C'est aussi Charlemagne qui prend les esclaves sous sa protection et qui proclame cette sainte maxime: « Nul homme ne doit périr que par le glaive de la Loi. »

C'est lui enfin qui interdit la mendicité pour réprimer l'avarice des comtes. En imposant, au mépris des lois, des corvées et d'autres services personnels à leurs vassaux, les comtes les réduisaient à l'indigence ou les obligeaient à se livrer à eux corps et biens. Par un capitulaire de 806, Charlemagne statua que chacun de ses fidèles nourrirait ses pauvres soit sur son bénéfice, soit dans l'intérieur de sa maison, et ne leur permettrait pas d'aller mendier ailleurs.

Le souverain des Franks tirait principalement ses revenus des terres tributaires ou censives qu'il possédait dans les diverses provinces et des ville ou villages royaux disséminés en grand nombre sur les bords du Rhin, de la Meuse, de l'Oise et de la Seine. La villa des Franks était une très grande ferme, ou plutôt un commencement de village, dans le genre de la villa romana, qui réunissait tous les arts et les métiers.
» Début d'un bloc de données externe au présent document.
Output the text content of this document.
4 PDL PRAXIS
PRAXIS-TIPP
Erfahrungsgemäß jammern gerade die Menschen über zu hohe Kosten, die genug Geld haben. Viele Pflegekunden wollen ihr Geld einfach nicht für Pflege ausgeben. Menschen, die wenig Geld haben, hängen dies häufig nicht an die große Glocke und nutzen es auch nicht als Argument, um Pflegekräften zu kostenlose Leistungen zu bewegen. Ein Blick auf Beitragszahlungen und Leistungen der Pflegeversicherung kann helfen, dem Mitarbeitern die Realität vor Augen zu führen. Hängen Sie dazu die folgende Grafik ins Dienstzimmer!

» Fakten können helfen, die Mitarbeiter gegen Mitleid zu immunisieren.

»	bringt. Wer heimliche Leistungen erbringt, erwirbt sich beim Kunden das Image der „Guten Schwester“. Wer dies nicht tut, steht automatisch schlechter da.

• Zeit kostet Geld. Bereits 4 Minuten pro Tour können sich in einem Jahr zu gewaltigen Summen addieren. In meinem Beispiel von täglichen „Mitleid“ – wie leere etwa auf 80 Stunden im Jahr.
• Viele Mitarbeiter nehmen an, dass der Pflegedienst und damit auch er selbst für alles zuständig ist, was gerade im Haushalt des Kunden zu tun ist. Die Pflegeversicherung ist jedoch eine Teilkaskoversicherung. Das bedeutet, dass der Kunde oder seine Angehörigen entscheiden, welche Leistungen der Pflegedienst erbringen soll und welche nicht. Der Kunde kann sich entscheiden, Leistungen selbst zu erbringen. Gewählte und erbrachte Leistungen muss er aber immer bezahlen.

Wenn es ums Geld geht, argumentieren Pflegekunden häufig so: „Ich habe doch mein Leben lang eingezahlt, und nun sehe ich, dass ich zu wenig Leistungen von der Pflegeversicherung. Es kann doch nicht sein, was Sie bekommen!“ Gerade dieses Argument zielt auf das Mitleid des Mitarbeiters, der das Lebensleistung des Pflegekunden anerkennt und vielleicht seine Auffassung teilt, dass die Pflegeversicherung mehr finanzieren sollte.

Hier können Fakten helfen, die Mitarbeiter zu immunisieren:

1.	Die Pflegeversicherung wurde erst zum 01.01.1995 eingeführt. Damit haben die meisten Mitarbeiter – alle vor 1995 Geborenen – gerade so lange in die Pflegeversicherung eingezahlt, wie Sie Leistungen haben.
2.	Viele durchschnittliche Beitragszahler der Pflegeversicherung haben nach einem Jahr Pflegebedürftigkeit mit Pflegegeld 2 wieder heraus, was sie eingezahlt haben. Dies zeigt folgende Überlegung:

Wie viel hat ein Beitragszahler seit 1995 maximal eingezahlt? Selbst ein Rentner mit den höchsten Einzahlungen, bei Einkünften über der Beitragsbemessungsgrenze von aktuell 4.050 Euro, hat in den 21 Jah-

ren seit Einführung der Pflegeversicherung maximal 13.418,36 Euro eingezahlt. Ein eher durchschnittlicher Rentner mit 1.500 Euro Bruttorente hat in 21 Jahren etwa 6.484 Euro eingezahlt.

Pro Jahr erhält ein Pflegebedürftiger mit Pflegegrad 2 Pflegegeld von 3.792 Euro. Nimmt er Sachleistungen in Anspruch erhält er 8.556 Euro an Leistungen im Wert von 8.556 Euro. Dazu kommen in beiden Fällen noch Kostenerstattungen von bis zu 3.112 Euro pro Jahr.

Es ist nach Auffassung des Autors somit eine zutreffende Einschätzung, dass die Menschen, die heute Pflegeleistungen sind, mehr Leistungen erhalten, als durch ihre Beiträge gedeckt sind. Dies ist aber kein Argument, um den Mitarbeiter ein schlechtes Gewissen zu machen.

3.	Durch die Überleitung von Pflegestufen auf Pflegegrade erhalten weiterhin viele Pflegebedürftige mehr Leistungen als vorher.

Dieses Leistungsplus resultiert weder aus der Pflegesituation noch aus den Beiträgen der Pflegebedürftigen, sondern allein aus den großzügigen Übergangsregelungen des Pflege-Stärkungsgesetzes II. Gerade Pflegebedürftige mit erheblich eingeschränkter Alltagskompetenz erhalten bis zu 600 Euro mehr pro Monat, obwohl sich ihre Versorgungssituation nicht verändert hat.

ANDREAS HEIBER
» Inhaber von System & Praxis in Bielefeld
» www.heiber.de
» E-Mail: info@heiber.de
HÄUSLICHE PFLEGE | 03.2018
Ces grandes fermes se composaient de cinq cents, six cents, quelquefois mille personnes; elles avaient ordinairement été créées près d'une chapelle, d'un monastère ou d'un château fortifié. Leurs limites étaient marquées par des pierres ou des croix. Quelques-unes de ces villae s'étendirent plus tard et devinrent des villes.
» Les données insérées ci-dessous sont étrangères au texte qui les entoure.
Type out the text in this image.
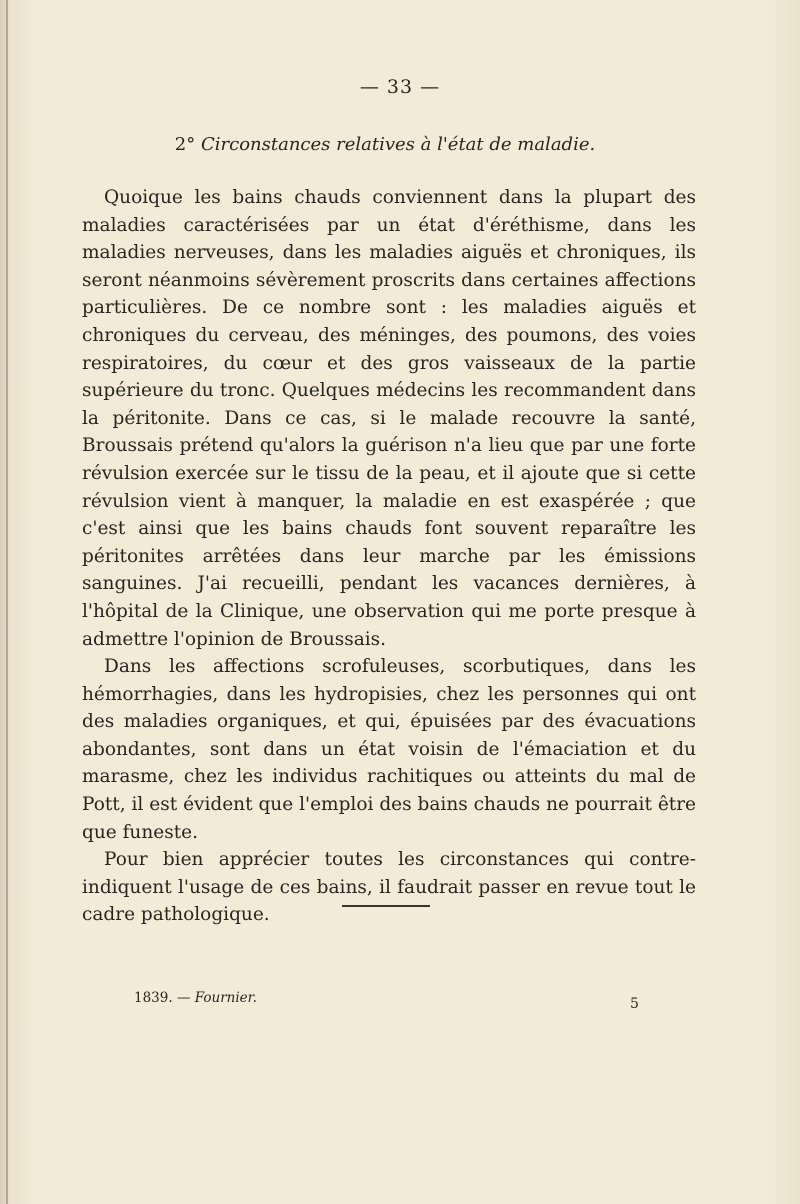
— 33 —
2° Circonstances relatives à l'état de maladie.

Quoique les bains chauds conviennent dans la plupart des maladies caractérisées par un état d'éréthisme, dans les maladies nerveuses, dans les maladies aiguës et chroniques, ils seront néanmoins sévèrement proscrits dans certaines affections particulières. De ce nombre sont : les maladies aiguës et chroniques du cerveau, des méninges, des poumons, des voies respiratoires, du cœur et des gros vaisseaux de la partie supérieure du tronc. Quelques médecins les recommandent dans la péritonite. Dans ce cas, si le malade recouvre la santé, Broussais prétend qu'alors la guérison n'a lieu que par une forte révulsion exercée sur le tissu de la peau, et il ajoute que si cette révulsion vient à manquer, la maladie en est exaspérée ; que c'est ainsi que les bains chauds font souvent reparaître les péritonites arrêtées dans leur marche par les émissions sanguines. J'ai recueilli, pendant les vacances dernières, à l'hôpital de la Clinique, une observation qui me porte presque à admettre l'opinion de Broussais.

Dans les affections scrofuleuses, scorbutiques, dans les hémorrhagies, dans les hydropisies, chez les personnes qui ont des maladies organiques, et qui, épuisées par des évacuations abondantes, sont dans un état voisin de l'émaciation et du marasme, chez les individus rachitiques ou atteints du mal de Pott, il est évident que l'emploi des bains chauds ne pourrait être que funeste.

Pour bien apprécier toutes les circonstances qui contre-indiquent l'usage de ces bains, il faudrait passer en revue tout le cadre pathologique.

1839. — Fournier.	5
Dans l'Austrasie, on trouvait, suivant quelques auteurs, cent soixante et seize ville regiae, c'est-à-dire villages ou fermes appartenant au domaine royal. L'ancienne Belgique en possédait onze, à savoir

Herstal, Jupille, Liege, Spa, Theux, Meersen, Viset près d'Herstal, Thuin sur la Sambre, Peteghem près d'Audenarde, Bladel dans la Campine, Lens en Artois. Indépendamment de ces villes ou de ces fermes royales, les souverains franks avaient encore sur le territoire belge plusieurs châteaux Thionville, Stenay, Neufchâteau dans l'Ardenne, Maeseyck, Rolduc, Arke sur Meuse, l'Estmes près de Binche, Arliey en Cambrésis (38).

Ces villae royales étaient habitées par des esclaves appelés fiscalins et par des hommes libres qui recevaient, en échange de leurs travaux, la jouissance d'une manse de terre ou bien certaines rations de vivres. Charlemagne établit dans chaque village royal un juge, qui en était à la fois l'administrateur et l'économe; ce juge avait sous ses ordres un mayeur ou maire.
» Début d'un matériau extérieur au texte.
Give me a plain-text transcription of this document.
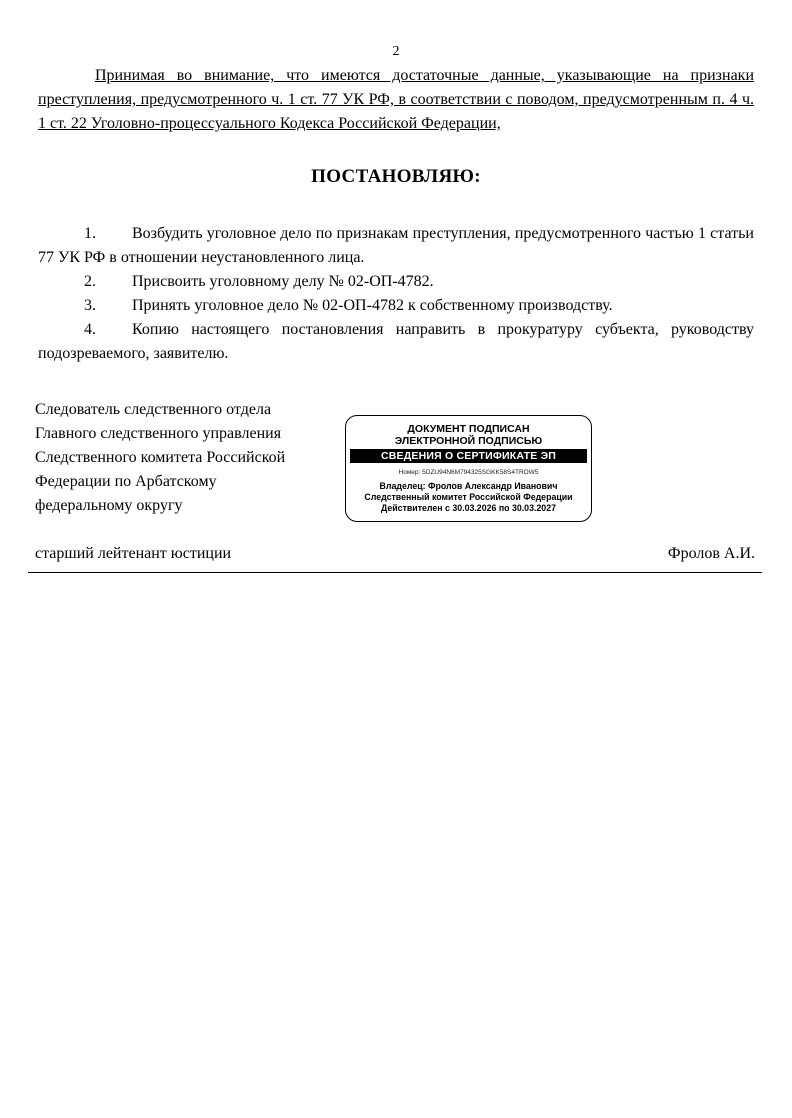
2
Принимая во внимание, что имеются достаточные данные, указывающие на признаки преступления, предусмотренного ч. 1 ст. 77 УК РФ, в соответствии с поводом, предусмотренным п. 4 ч. 1 ст. 22 Уголовно-процессуального Кодекса Российской Федерации,
ПОСТАНОВЛЯЮ:
1. Возбудить уголовное дело по признакам преступления, предусмотренного частью 1 статьи 77 УК РФ в отношении неустановленного лица.
2. Присвоить уголовному делу № 02-ОП-4782.
3. Принять уголовное дело № 02-ОП-4782 к собственному производству.
4. Копию настоящего постановления направить в прокуратуру субъекта, руководству подозреваемого, заявителю.
Следователь следственного отдела
Главного следственного управления
Следственного комитета Российской
Федерации по Арбатскому
федеральному округу
ДОКУМЕНТ ПОДПИСАН
ЭЛЕКТРОННОЙ ПОДПИСЬЮ
СВЕДЕНИЯ О СЕРТИФИКАТЕ ЭП
Номер: 5DZU94N6M794325SGKK58S4TROW5
Владелец: Фролов Александр Иванович
Следственный комитет Российской Федерации
Действителен с 30.03.2026 по 30.03.2027
старший лейтенант юстиции	Фролов А.И.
Le célèbre capitulaire de Villis fisci, promulgué en l'an 800 pour la gestion des fermes du domaine, démontre jusqu'où s'étendait la sollicitude administrative de Charlemagne; on y voit le dominateur de l'Occident donner l'exemple de l'économie domestique, et descendre jusqu'aux détails les plus infimes pour ménager et accroître ses revenus.

« Que chacun de nos juges, disait-il, se rende dans les lieux qu'il gouverne à l'époque où nos travaux doivent être exécutés, c'est-à-dire vers le temps où l'on sème, où l'on laboure, où l'on moissonne, où l'on met des foins à sécher, où l'on vendange, et qu'il veille à ce que tout se fasse bien et avec soin. »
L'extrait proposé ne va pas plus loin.